Hard things can spark healthy self-examination. When insight comes, we can leave harmful paths that once seemed right, for better paths that are right. Is that the good God can bring out of this?
But what, in a deeper sense, could ever explain something as hard as 9/11? Possibly this. The setting: a nation lost, withdrawn from God, far down paths that first looked like freedom and enlightenment; proselytized by reasonable-sounding philosophies and their unruly offspring: confusion, alienation, and moral anarchy. This was us, 1973. Believing ourselves freshly liberated and enlightened, we boldly removed legal protection from our children before birth. Then, disregarding the moral compass of Scripture, we began taking their lives on an industrial scale. A practice plainly called offensive to God.
When we consider this, and 9/11, and compare the thousands lost to terrorists with the millions lost to “choice,” don’t we need to get the log out of our own eye before we can get the (relative) speck out of theirs?
So many innocent lives. For generations we knew the child in the womb was a gift from God, fully known and loved, worthy of life and protection. We cherished them. Now, however, we often prefer them gone.

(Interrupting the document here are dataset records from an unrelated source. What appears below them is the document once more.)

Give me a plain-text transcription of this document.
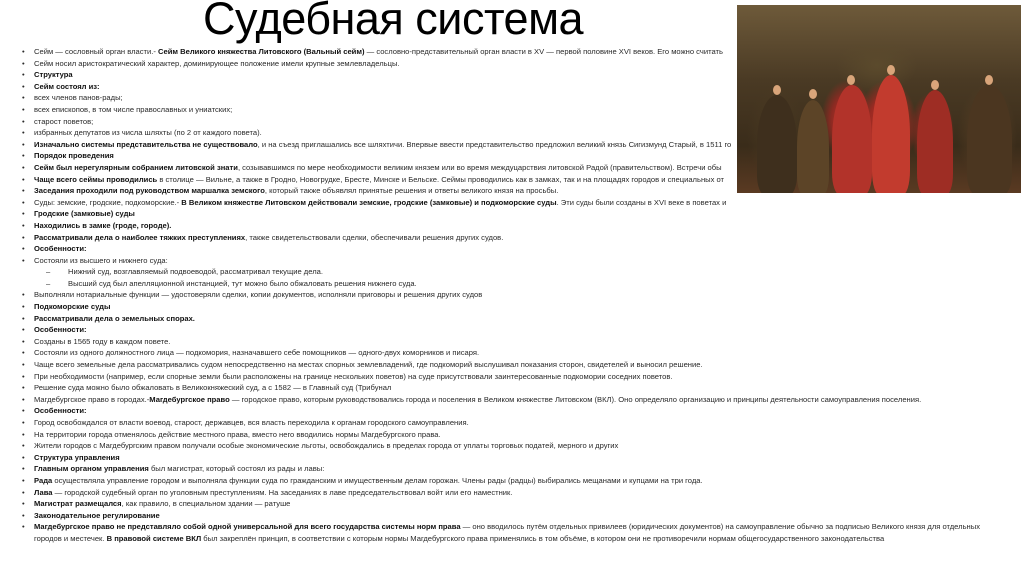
Судебная система
• Сейм — сословный орган власти.- Сейм Великого княжества Литовского (Вальный сейм) — сословно-представительный орган власти в XV — первой половине XVI веков. Его можно считать
• Сейм носил аристократический характер, доминирующее положение имели крупные землевладельцы.
• Структура
• Сейм состоял из:
• всех членов панов-рады;
• всех епископов, в том числе православных и униатских;
• старост поветов;
• избранных депутатов из числа шляхты (по 2 от каждого повета).
• Изначально системы представительства не существовало, и на съезд приглашались все шляхтичи. Впервые ввести представительство предложил великий князь Сигизмунд Старый, в 1511 го
• Порядок проведения
• Сейм был нерегулярным собранием литовской знати, созывавшимся по мере необходимости великим князем или во время междуцарствия литовской Радой (правительством). Встречи обы
• Чаще всего сеймы проводились в столице — Вильне, а также в Гродно, Новогрудке, Бресте, Минске и Бельске. Сеймы проводились как в замках, так и на площадях городов и специальных от
• Заседания проходили под руководством маршалка земского, который также объявлял принятые решения и ответы великого князя на просьбы.
• Суды: земские, гродские, подкоморские.- В Великом княжестве Литовском действовали земские, гродские (замковые) и подкоморские суды. Эти суды были созданы в XVI веке в поветах и
• Гродские (замковые) суды
• Находились в замке (гроде, городе).
• Рассматривали дела о наиболее тяжких преступлениях, также свидетельствовали сделки, обеспечивали решения других судов.
• Особенности:
• Состояли из высшего и нижнего суда:
– Нижний суд, возглавляемый подвоеводой, рассматривал текущие дела.
– Высший суд был апелляционной инстанцией, тут можно было обжаловать решения нижнего суда.
• Выполняли нотариальные функции — удостоверяли сделки, копии документов, исполняли приговоры и решения других судов
• Подкоморские суды
• Рассматривали дела о земельных спорах.
• Особенности:
• Созданы в 1565 году в каждом повете.
• Состояли из одного должностного лица — подкомория, назначавшего себе помощников — одного-двух коморников и писаря.
• Чаще всего земельные дела рассматривались судом непосредственно на местах спорных землевладений, где подкоморий выслушивал показания сторон, свидетелей и выносил решение.
• При необходимости (например, если спорные земли были расположены на границе нескольких поветов) на суде присутствовали заинтересованные подкомории соседних поветов.
• Решение суда можно было обжаловать в Великокняжеский суд, а с 1582 — в Главный суд (Трибунал
• Магдебургское право в городах.-Магдебургское право — городское право, которым руководствовались города и поселения в Великом княжестве Литовском (ВКЛ). Оно определяло организацию и принципы деятельности самоуправления поселения.
• Особенности:
• Город освобождался от власти воевод, старост, державцев, вся власть переходила к органам городского самоуправления.
• На территории города отменялось действие местного права, вместо него вводились нормы Магдебургского права.
• Жители городов с Магдебургским правом получали особые экономические льготы, освобождались в пределах города от уплаты торговых податей, мерного и других
• Структура управления
• Главным органом управления был магистрат, который состоял из рады и лавы:
• Рада осуществляла управление городом и выполняла функции суда по гражданским и имущественным делам горожан. Члены рады (радцы) выбирались мещанами и купцами на три года.
• Лава — городской судебный орган по уголовным преступлениям. На заседаниях в лаве председательствовал войт или его наместник.
• Магистрат размещался, как правило, в специальном здании — ратуше
• Законодательное регулирование
• Магдебургское право не представляло собой одной универсальной для всего государства системы норм права — оно вводилось путём отдельных привилеев (юридических документов) на самоуправление обычно за подписью Великого князя для отдельных городов и местечек. В правовой системе ВКЛ был закреплён принцип, в соответствии с которым нормы Магдебургского права применялись в том объёме, в котором они не противоречили нормам общегосударственного законодательства
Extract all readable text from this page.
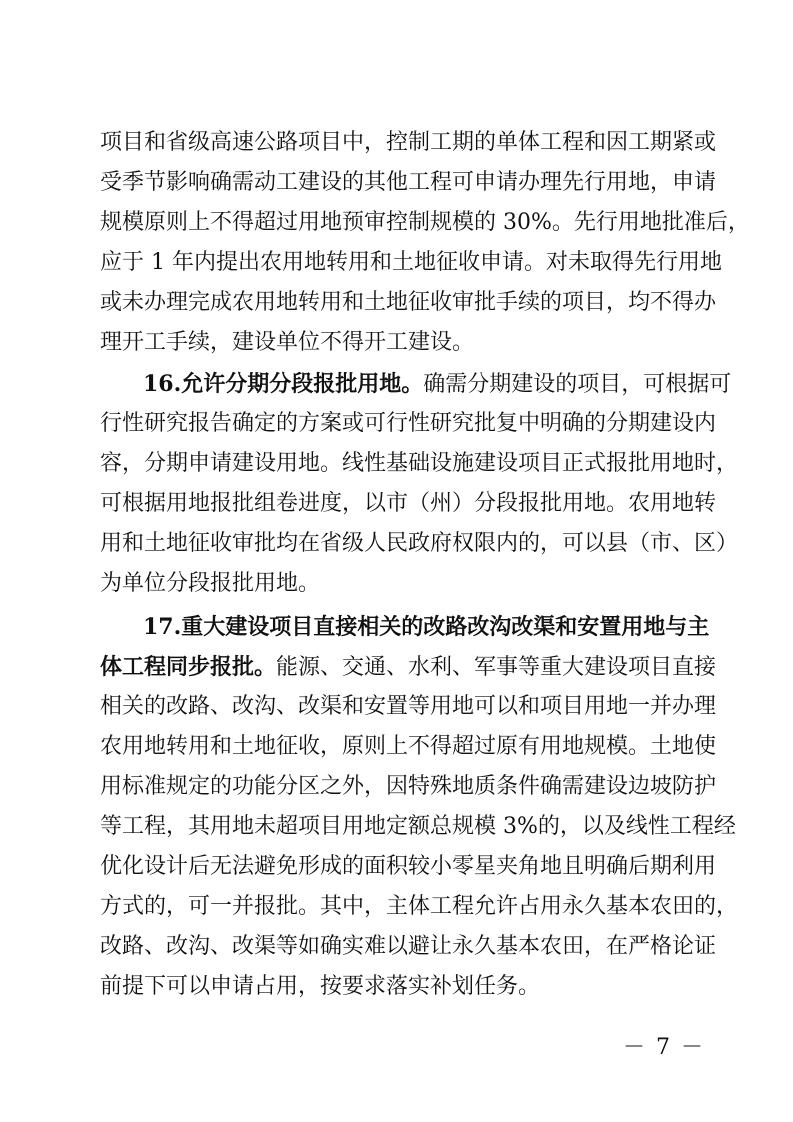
项目和省级高速公路项目中，控制工期的单体工程和因工期紧或
受季节影响确需动工建设的其他工程可申请办理先行用地，申请
规模原则上不得超过用地预审控制规模的 30%。先行用地批准后，
应于 1 年内提出农用地转用和土地征收申请。对未取得先行用地
或未办理完成农用地转用和土地征收审批手续的项目，均不得办
理开工手续，建设单位不得开工建设。
16.允许分期分段报批用地。确需分期建设的项目，可根据可
行性研究报告确定的方案或可行性研究批复中明确的分期建设内
容，分期申请建设用地。线性基础设施建设项目正式报批用地时，
可根据用地报批组卷进度，以市（州）分段报批用地。农用地转
用和土地征收审批均在省级人民政府权限内的，可以县（市、区）
为单位分段报批用地。
17.重大建设项目直接相关的改路改沟改渠和安置用地与主
体工程同步报批。能源、交通、水利、军事等重大建设项目直接
相关的改路、改沟、改渠和安置等用地可以和项目用地一并办理
农用地转用和土地征收，原则上不得超过原有用地规模。土地使
用标准规定的功能分区之外，因特殊地质条件确需建设边坡防护
等工程，其用地未超项目用地定额总规模 3%的，以及线性工程经
优化设计后无法避免形成的面积较小零星夹角地且明确后期利用
方式的，可一并报批。其中，主体工程允许占用永久基本农田的，
改路、改沟、改渠等如确实难以避让永久基本农田，在严格论证
前提下可以申请占用，按要求落实补划任务。
－ 7 －
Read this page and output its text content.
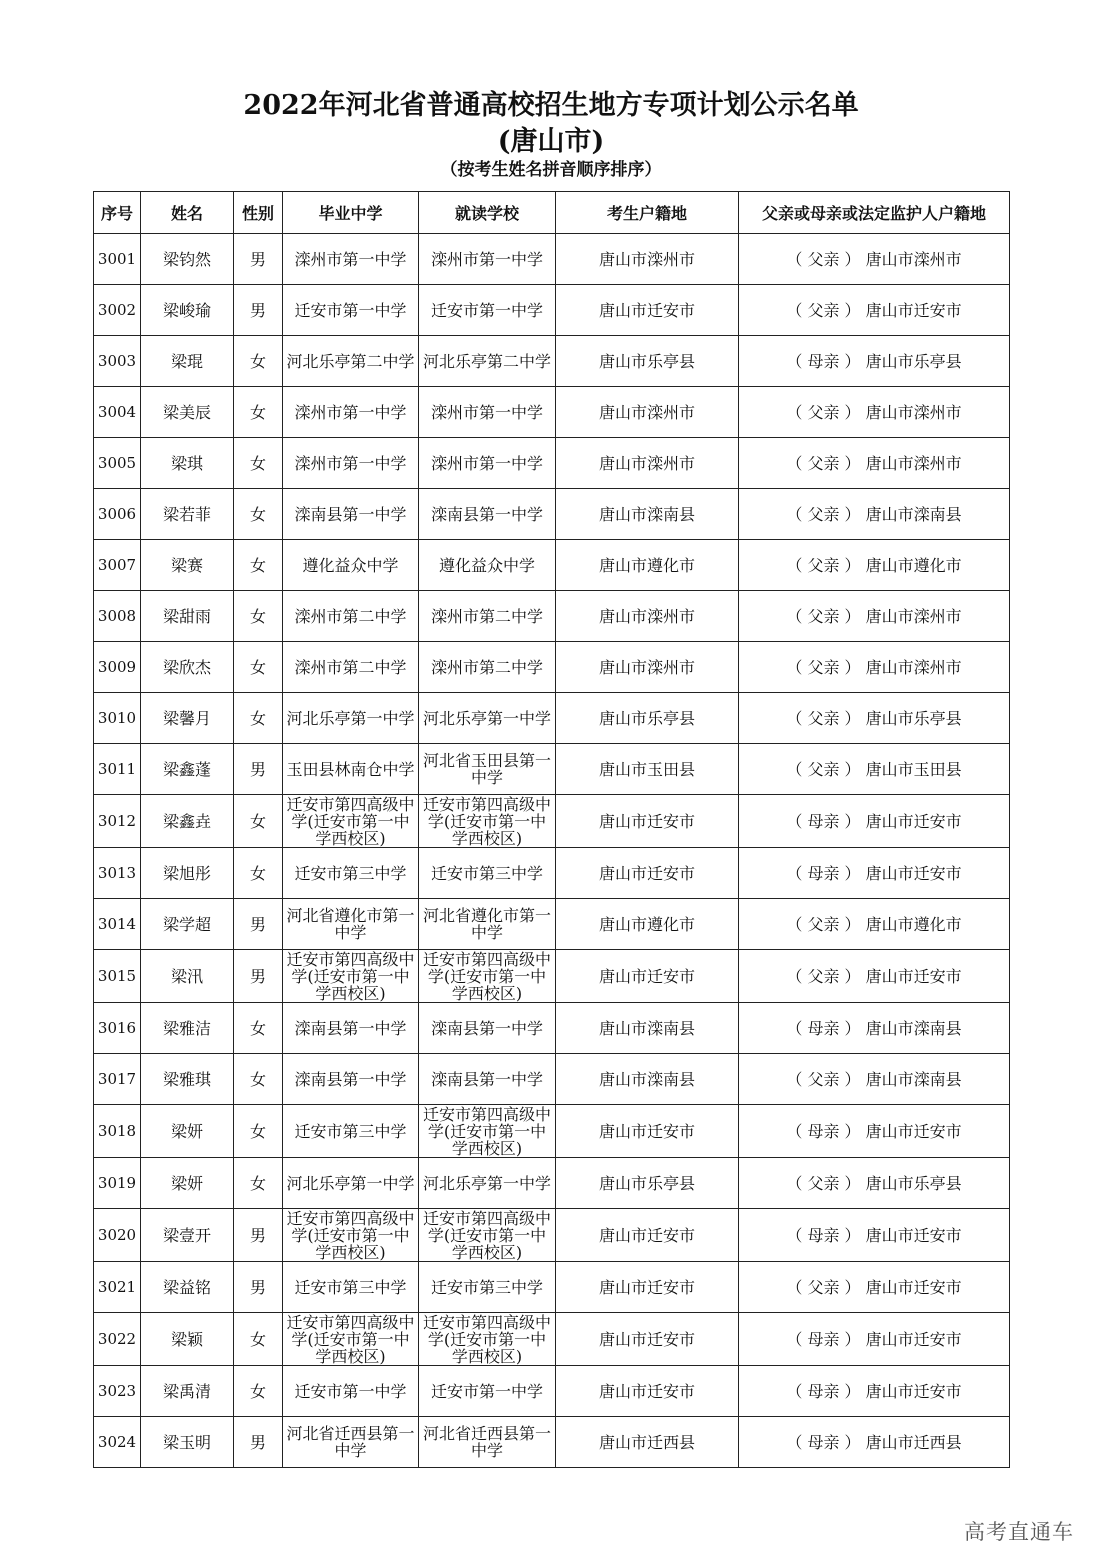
2022年河北省普通高校招生地方专项计划公示名单
(唐山市)
（按考生姓名拼音顺序排序）
序号	姓名	性别	毕业中学	就读学校	考生户籍地	父亲或母亲或法定监护人户籍地
3001	梁钧然	男	滦州市第一中学	滦州市第一中学	唐山市滦州市	（ 父亲 ） 唐山市滦州市
3002	梁峻瑜	男	迁安市第一中学	迁安市第一中学	唐山市迁安市	（ 父亲 ） 唐山市迁安市
3003	梁琨	女	河北乐亭第二中学	河北乐亭第二中学	唐山市乐亭县	（ 母亲 ） 唐山市乐亭县
3004	梁美辰	女	滦州市第一中学	滦州市第一中学	唐山市滦州市	（ 父亲 ） 唐山市滦州市
3005	梁琪	女	滦州市第一中学	滦州市第一中学	唐山市滦州市	（ 父亲 ） 唐山市滦州市
3006	梁若菲	女	滦南县第一中学	滦南县第一中学	唐山市滦南县	（ 父亲 ） 唐山市滦南县
3007	梁赛	女	遵化益众中学	遵化益众中学	唐山市遵化市	（ 父亲 ） 唐山市遵化市
3008	梁甜雨	女	滦州市第二中学	滦州市第二中学	唐山市滦州市	（ 父亲 ） 唐山市滦州市
3009	梁欣杰	女	滦州市第二中学	滦州市第二中学	唐山市滦州市	（ 父亲 ） 唐山市滦州市
3010	梁馨月	女	河北乐亭第一中学	河北乐亭第一中学	唐山市乐亭县	（ 父亲 ） 唐山市乐亭县
3011	梁鑫蓬	男	玉田县林南仓中学	河北省玉田县第一中学	唐山市玉田县	（ 父亲 ） 唐山市玉田县
3012	梁鑫垚	女	迁安市第四高级中学(迁安市第一中学西校区)	迁安市第四高级中学(迁安市第一中学西校区)	唐山市迁安市	（ 母亲 ） 唐山市迁安市
3013	梁旭彤	女	迁安市第三中学	迁安市第三中学	唐山市迁安市	（ 母亲 ） 唐山市迁安市
3014	梁学超	男	河北省遵化市第一中学	河北省遵化市第一中学	唐山市遵化市	（ 父亲 ） 唐山市遵化市
3015	梁汛	男	迁安市第四高级中学(迁安市第一中学西校区)	迁安市第四高级中学(迁安市第一中学西校区)	唐山市迁安市	（ 父亲 ） 唐山市迁安市
3016	梁雅洁	女	滦南县第一中学	滦南县第一中学	唐山市滦南县	（ 母亲 ） 唐山市滦南县
3017	梁雅琪	女	滦南县第一中学	滦南县第一中学	唐山市滦南县	（ 父亲 ） 唐山市滦南县
3018	梁妍	女	迁安市第三中学	迁安市第四高级中学(迁安市第一中学西校区)	唐山市迁安市	（ 母亲 ） 唐山市迁安市
3019	梁妍	女	河北乐亭第一中学	河北乐亭第一中学	唐山市乐亭县	（ 父亲 ） 唐山市乐亭县
3020	梁壹开	男	迁安市第四高级中学(迁安市第一中学西校区)	迁安市第四高级中学(迁安市第一中学西校区)	唐山市迁安市	（ 母亲 ） 唐山市迁安市
3021	梁益铭	男	迁安市第三中学	迁安市第三中学	唐山市迁安市	（ 父亲 ） 唐山市迁安市
3022	梁颖	女	迁安市第四高级中学(迁安市第一中学西校区)	迁安市第四高级中学(迁安市第一中学西校区)	唐山市迁安市	（ 母亲 ） 唐山市迁安市
3023	梁禹清	女	迁安市第一中学	迁安市第一中学	唐山市迁安市	（ 母亲 ） 唐山市迁安市
3024	梁玉明	男	河北省迁西县第一中学	河北省迁西县第一中学	唐山市迁西县	（ 母亲 ） 唐山市迁西县
高考直通车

Could it be the One who is “gracious and compassionate, slow to anger, abounding in love,” longs to save them? And awaken – liberate – us from paths so toxic to sanity that we abandon our children when they need us most?
Thank God people like me, and nations like ours, can be forgiven and restored. If we’ll no longer disregard, but diligently seek God and his ways, we’ll find the way.
Jesus spoke of a father who was grieved by a wayward son’s choices, yet never stopped looking for him, and rejoiced when he returned. God’s heart isn’t judgment – it’s restoration. That’s why he sent his son. True freedom and enlightenment comes with believing and following him – truest friend, the sure way – to God’s forgiveness, and becoming the caring, wiser people we need to be. A people God can bless and protect.
If we’ll return, the best is yet to come. This could be our finest hour.